Check if file is open by another process before open it

Goodmorning I need to check if a file is already open in written or read mode before reopen it by another python code. If I do “os.path.isfile(“namefile”)” the output is yes but I cannot read file until other python process has not finished to write it because I could lose many data.

I would ask if exist a way to check if a file is already opened or not before open it in reading mode by another python code.
Thank you very much
Best regards

Usually we don’t do the such a check that way - it is racy. Consider
this code:

if not-in-use:

Now imagine 2 programmes doing that same check, running at once. Maybe
their execution looks like this:

if not-in-use:
                            if not-in-use:

Observe that both decide that the file is not in use (because it isn’t
when they do the check), then both go ahead and use the file, exactly
what you wanted to avoid. This kind of situation is called a race.

Instead, the usual approach is a lock of some kind, enforcing mutual
exclusion. What’s available depends on the platform.
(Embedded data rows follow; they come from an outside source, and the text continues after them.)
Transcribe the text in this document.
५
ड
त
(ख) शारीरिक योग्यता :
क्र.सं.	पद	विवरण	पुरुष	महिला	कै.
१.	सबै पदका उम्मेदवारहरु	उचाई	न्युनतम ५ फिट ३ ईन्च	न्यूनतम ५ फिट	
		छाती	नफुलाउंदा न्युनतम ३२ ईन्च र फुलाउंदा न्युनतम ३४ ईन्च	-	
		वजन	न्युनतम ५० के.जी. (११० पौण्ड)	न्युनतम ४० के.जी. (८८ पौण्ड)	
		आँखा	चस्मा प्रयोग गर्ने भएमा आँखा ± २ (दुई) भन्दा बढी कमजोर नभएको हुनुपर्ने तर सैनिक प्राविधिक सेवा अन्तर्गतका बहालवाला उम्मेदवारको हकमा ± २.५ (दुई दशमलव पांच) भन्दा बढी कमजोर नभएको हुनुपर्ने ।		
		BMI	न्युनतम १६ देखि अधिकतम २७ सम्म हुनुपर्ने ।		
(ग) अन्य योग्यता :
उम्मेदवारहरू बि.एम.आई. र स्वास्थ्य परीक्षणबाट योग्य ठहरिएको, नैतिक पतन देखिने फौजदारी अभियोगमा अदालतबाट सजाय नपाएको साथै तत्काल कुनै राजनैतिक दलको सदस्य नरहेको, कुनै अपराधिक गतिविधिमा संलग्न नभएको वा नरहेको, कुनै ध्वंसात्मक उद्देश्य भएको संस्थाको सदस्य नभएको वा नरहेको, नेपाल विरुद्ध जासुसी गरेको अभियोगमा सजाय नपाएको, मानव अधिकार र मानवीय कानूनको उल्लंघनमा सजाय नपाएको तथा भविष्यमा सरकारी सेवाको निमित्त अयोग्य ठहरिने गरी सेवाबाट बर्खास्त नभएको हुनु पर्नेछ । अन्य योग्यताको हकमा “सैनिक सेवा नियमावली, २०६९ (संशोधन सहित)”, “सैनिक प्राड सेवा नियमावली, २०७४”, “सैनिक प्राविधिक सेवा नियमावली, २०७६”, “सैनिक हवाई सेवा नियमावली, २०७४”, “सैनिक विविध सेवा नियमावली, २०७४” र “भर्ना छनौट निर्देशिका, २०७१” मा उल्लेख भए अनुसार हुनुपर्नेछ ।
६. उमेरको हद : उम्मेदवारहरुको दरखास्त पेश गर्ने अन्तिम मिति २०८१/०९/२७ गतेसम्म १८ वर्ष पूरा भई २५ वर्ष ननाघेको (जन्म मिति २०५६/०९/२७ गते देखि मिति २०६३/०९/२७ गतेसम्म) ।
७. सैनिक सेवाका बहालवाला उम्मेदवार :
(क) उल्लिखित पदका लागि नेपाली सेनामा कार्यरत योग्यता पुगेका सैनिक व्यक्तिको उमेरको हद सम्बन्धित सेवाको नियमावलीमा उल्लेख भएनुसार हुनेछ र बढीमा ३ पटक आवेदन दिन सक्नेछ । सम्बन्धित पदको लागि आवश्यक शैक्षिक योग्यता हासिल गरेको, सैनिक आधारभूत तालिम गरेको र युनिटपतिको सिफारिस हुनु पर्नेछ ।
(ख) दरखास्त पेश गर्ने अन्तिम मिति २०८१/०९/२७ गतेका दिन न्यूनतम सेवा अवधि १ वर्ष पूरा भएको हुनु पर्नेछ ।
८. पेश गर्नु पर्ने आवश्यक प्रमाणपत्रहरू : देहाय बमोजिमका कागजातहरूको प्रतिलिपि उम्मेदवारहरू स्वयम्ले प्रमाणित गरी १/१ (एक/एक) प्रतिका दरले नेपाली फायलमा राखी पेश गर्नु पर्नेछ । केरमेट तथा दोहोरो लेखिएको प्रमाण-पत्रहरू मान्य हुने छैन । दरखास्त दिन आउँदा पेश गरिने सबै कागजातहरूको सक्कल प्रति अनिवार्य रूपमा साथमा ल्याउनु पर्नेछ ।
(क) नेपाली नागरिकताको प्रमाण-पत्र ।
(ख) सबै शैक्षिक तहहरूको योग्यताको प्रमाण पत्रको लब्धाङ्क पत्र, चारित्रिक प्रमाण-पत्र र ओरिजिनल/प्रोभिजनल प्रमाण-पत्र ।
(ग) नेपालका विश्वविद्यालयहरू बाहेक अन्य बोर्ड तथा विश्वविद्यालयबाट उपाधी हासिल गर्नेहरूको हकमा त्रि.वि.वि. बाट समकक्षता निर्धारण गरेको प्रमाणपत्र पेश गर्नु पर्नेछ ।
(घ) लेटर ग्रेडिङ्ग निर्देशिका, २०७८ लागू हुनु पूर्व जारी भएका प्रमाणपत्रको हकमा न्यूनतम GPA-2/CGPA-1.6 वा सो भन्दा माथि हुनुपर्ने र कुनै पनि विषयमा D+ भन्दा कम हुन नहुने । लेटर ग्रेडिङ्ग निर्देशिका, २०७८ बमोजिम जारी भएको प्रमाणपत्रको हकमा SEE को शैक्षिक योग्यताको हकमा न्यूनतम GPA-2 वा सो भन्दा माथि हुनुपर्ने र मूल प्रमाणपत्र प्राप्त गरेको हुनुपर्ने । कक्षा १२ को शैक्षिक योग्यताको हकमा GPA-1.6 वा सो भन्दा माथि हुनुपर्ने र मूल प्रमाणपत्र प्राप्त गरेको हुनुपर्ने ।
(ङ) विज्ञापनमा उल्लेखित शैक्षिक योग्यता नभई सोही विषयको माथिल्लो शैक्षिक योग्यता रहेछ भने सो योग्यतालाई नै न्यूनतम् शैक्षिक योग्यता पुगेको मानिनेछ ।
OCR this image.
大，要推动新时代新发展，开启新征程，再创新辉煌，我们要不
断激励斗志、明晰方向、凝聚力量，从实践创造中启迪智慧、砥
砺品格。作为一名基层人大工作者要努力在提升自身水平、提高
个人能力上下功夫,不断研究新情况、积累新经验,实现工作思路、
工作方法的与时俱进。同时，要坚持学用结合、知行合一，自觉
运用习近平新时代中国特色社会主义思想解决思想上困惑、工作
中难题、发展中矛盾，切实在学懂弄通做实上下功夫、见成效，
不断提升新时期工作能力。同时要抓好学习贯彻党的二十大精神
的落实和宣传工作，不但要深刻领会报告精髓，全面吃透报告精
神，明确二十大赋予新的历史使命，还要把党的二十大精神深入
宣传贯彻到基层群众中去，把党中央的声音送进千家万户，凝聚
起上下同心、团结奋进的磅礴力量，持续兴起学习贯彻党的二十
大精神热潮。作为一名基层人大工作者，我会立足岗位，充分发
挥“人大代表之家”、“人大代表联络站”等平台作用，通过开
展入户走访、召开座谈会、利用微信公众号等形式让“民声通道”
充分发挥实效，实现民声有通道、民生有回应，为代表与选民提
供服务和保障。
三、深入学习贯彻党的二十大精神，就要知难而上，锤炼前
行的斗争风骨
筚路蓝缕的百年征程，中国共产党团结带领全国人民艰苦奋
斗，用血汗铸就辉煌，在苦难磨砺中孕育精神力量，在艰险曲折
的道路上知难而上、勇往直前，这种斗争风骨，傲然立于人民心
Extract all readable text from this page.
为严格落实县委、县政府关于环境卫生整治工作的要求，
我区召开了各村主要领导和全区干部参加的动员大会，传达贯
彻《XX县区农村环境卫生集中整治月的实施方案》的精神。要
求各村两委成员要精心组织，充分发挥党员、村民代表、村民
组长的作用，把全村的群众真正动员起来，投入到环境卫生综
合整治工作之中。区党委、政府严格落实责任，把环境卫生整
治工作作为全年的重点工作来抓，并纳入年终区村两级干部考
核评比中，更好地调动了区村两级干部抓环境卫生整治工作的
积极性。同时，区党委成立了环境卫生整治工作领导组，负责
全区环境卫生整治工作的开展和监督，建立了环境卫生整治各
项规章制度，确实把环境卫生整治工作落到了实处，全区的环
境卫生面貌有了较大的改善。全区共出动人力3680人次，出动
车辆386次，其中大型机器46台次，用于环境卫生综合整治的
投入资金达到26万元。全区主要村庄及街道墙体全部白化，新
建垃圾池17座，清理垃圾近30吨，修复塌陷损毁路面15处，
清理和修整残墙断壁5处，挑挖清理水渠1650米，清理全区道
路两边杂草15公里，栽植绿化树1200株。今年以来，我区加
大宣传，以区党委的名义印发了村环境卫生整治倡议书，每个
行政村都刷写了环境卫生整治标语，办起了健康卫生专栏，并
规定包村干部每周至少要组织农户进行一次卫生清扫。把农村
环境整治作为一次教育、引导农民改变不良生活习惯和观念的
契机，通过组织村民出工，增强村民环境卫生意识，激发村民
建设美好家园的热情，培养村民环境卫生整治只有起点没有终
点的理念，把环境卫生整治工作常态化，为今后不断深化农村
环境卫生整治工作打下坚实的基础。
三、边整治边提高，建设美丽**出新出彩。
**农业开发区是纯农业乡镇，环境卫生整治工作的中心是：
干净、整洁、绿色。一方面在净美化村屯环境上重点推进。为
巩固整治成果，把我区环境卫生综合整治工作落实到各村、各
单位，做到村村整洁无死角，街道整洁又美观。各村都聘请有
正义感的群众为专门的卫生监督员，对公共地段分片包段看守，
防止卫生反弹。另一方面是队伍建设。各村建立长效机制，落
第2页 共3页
The pattern looks
like this:


The lock is such that you can’t obtain it if someone else has the lock.
The “lock-the-file” step might come in 2 flavours: blocking - you always
get the lock, but not until it is released, or nonblocking - you may
fail to get the lock, in which case you should try again later.

On UNIX platforms the fcntl module has lockf and flock methods - the
pattern is that you open the file nondestructively, then take the lock
before doing any work.

In Windows you often can’t open a file already in use. I don’t know what
the accepted method is there.

Cameron Simpson

A file open in Windows specifies the allowed read/execute (1), write/append (2), and delete/rename (4) access sharing. The file’s share access is checked and updated atomically by the filesystem driver in the kernel, so there is no race condition.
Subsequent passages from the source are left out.